“We have another one,” Jan pronounced, his even-toned voice changing in pitch when his eye caught the name of the writer on the query letter.
“Bring it here.”
In trim black slacks and a gray silk shirt, Jan strode across the Persian rug and set the unbound manuscript on the Editor’s desk. With unusual reluctance, he still held the query letter.
“The letter, too, Jan.”
Jan nodded, aware that the Editor was mainly interested in the query letter. He wasn’t Editor with a capital “E” by reading every manuscript from first to last page to determine its acceptability. He had the ability to discern a writer’s quality and the story’s strength by just a few paragraphs in the query. The man could cut through volumes of submissions a day. The ones that didn’t meet his standards he handed back to Jan to shred.
Awkwardly, Jan put the letter on the desk. Heat spiraled up his body.
“Why put the letter there and not on the manuscript as instructed?” The Editor’s voice was calm, unperturbed, but curious.
In a nervous gesture he’d managed to control for fifteen years, Jan rolled his shoulders forward. “I thought you might want to read this one.” He could not look the Editor in the eye.
“And why is that?”
Jan knew his suggestion went completely against procedure. “I know some of what’s written. It’s good.”
The Editor rolled his desk chair back and rested his arms on the armrests. He’d already rolled his sleeves up to the elbow, the only sign of the stress the Editor felt in making his decisions. But the best is what he wanted.
Jan understood and admired that, and loved working under such prestige, but the writer of this manuscript was his little sister. . . .who tried so hard. Glancing up at the Editor, who watched him intently, Jan worried he’d just risked his job. Then he felt shame to worry about himself when his sister’s future was at stake, her very heart and soul. The rejection would be unbearable, the reason he normally tried not to see names as he shredded.
“I enjoy a rest now and again. Go ahead, read me the parts you want me to hear.”
“Really?” Jan croaked. Picking up the stack of paper, he flipped through until he found the good parts. “Here’s one.” He cleared his throat.
Bethany returned home from her humanitarian trip simply exhausted. She unwound her long, blond hair from its chignon and splayed her locks like a silk throw over the couch. Her arms lay gracefully limp and she let her head fall back, smiling at all she’d done.

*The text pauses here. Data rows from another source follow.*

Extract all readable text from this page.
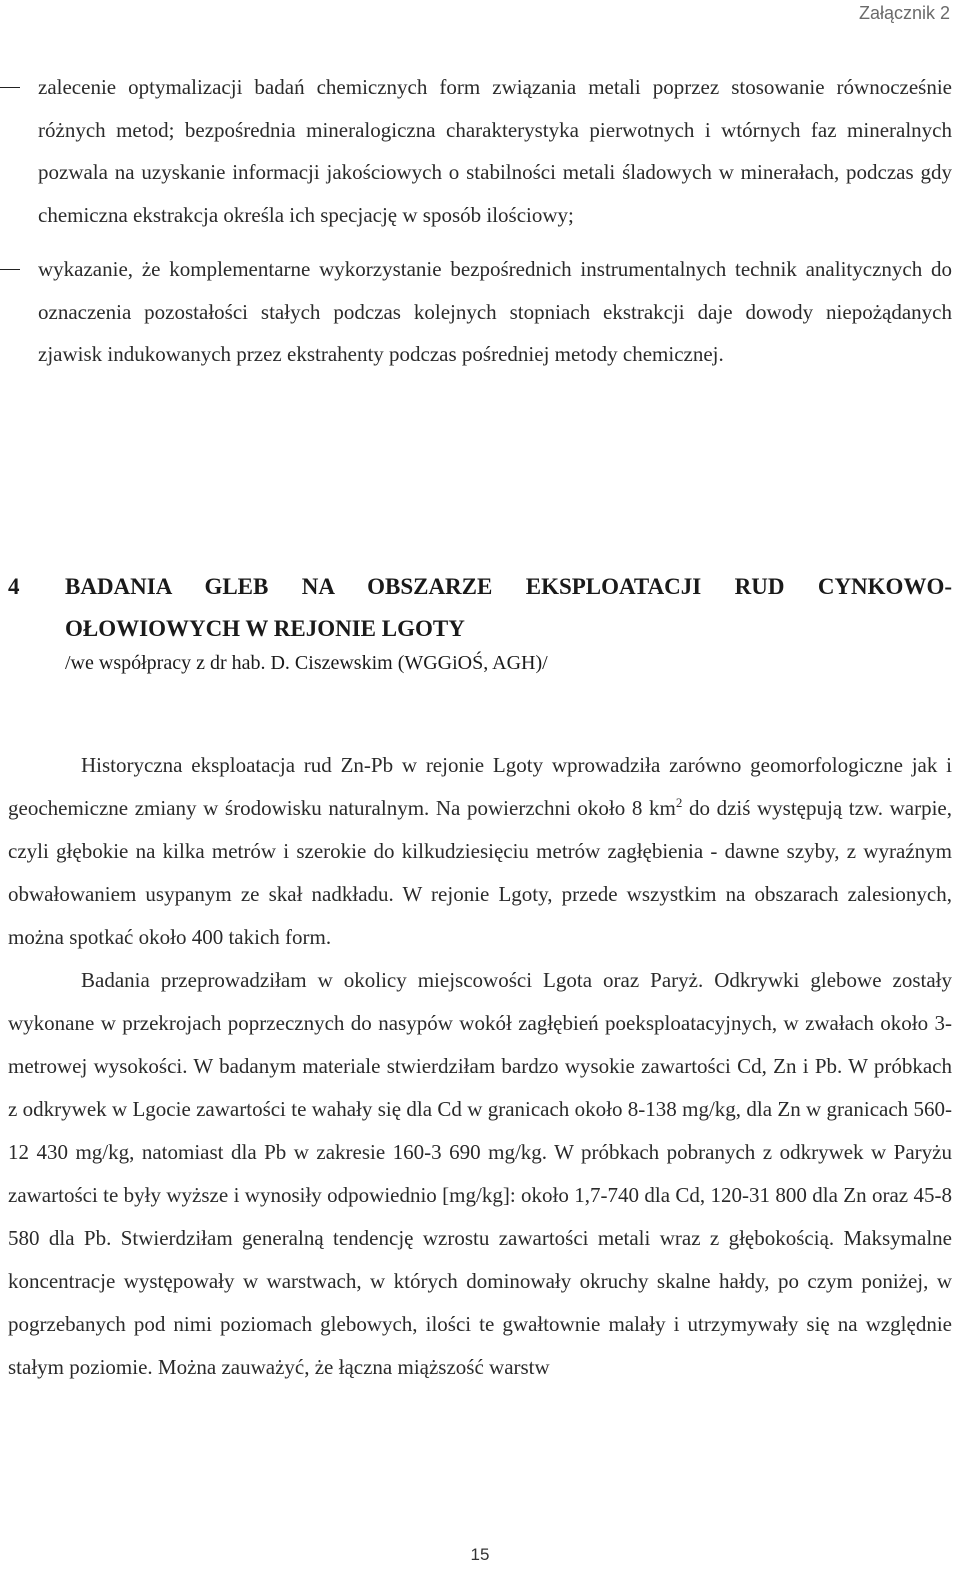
Załącznik 2
zalecenie optymalizacji badań chemicznych form związania metali poprzez stosowanie równocześnie różnych metod; bezpośrednia mineralogiczna charakterystyka pierwotnych i wtórnych faz mineralnych pozwala na uzyskanie informacji jakościowych o stabilności metali śladowych w minerałach, podczas gdy chemiczna ekstrakcja określa ich specjację w sposób ilościowy;
wykazanie, że komplementarne wykorzystanie bezpośrednich instrumentalnych technik analitycznych do oznaczenia pozostałości stałych podczas kolejnych stopniach ekstrakcji daje dowody niepożądanych zjawisk indukowanych przez ekstrahenty podczas pośredniej metody chemicznej.
4 BADANIA GLEB NA OBSZARZE EKSPLOATACJI RUD CYNKOWO-OŁOWIOWYCH W REJONIE LGOTY
/we współpracy z dr hab. D. Ciszewskim (WGGiOŚ, AGH)/

Historyczna eksploatacja rud Zn-Pb w rejonie Lgoty wprowadziła zarówno geomorfologiczne jak i geochemiczne zmiany w środowisku naturalnym. Na powierzchni około 8 $km^2$ do dziś występują tzw. warpie, czyli głębokie na kilka metrów i szerokie do kilkudziesięciu metrów zagłębienia - dawne szyby, z wyraźnym obwałowaniem usypanym ze skał nadkładu. W rejonie Lgoty, przede wszystkim na obszarach zalesionych, można spotkać około 400 takich form.

Badania przeprowadziłam w okolicy miejscowości Lgota oraz Paryż. Odkrywki glebowe zostały wykonane w przekrojach poprzecznych do nasypów wokół zagłębień poeksploatacyjnych, w zwałach około 3-metrowej wysokości. W badanym materiale stwierdziłam bardzo wysokie zawartości Cd, Zn i Pb. W próbkach z odkrywek w Lgocie zawartości te wahały się dla Cd w granicach około 8-138 mg/kg, dla Zn w granicach 560-12 430 mg/kg, natomiast dla Pb w zakresie 160-3 690 mg/kg. W próbkach pobranych z odkrywek w Paryżu zawartości te były wyższe i wynosiły odpowiednio [mg/kg]: około 1,7-740 dla Cd, 120-31 800 dla Zn oraz 45-8 580 dla Pb. Stwierdziłam generalną tendencję wzrostu zawartości metali wraz z głębokością. Maksymalne koncentracje występowały w warstwach, w których dominowały okruchy skalne hałdy, po czym poniżej, w pogrzebanych pod nimi poziomach glebowych, ilości te gwałtownie malały i utrzymywały się na względnie stałym poziomie. Można zauważyć, że łączna miąższość warstw

15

She’d taught music for two years at the Afghan School for Girls under constant threat of bombardment.
She’d spent two more years helping the widowed women regain financial security during wartime. She even learned to shoot a pistol like a sharpshooter!
“She’s quite the character,” the Editor injected.
“Quite,” Jan agreed, taking his comment as encouragement.
She succeeded in raising two thousand dollars for the campaign to Go Green in Blaine, Idaho.
In the blistering heat of the African desert, she and four others fed two thousand people in one day.
Jan looked up to gauge the Editor’s reaction, but there was deep sadness etched in the lines around his eyes, and grief tightened around his mouth.
“She’s my sister,” Jan said at last.
The Editor reached for the query letter, held it, and then looked at Jan. “There’s only one way to be the best, and that’s by the endorsement of my perfect Son who turns every manuscript into a glorious novel. Without this transformation, every manuscript falls incredibly short of my high standards.”
The Editor nudged the stack of paper toward Jan.
“But consider the hard work. Her manuscript is a monument to good deeds.”
“Without My Son’s name on her manuscript, written with the ink of blood on one’s heart, building a monument of good deeds is like building the tower of Babel to reach heaven.”
Jan snatched up his sister’s manuscript and stalked down the long carpet. When he got to the doors, two men emerged from the sides and crossed shining spears, blocking him.
“I caused you to notice her name,” the Editor spoke. “You need to shred her manuscript because it’s not finished, and you’re due for a vacation.”
“I’m not the ogre it seems at times. Meditate on this, Jan, before you return to serve Me.”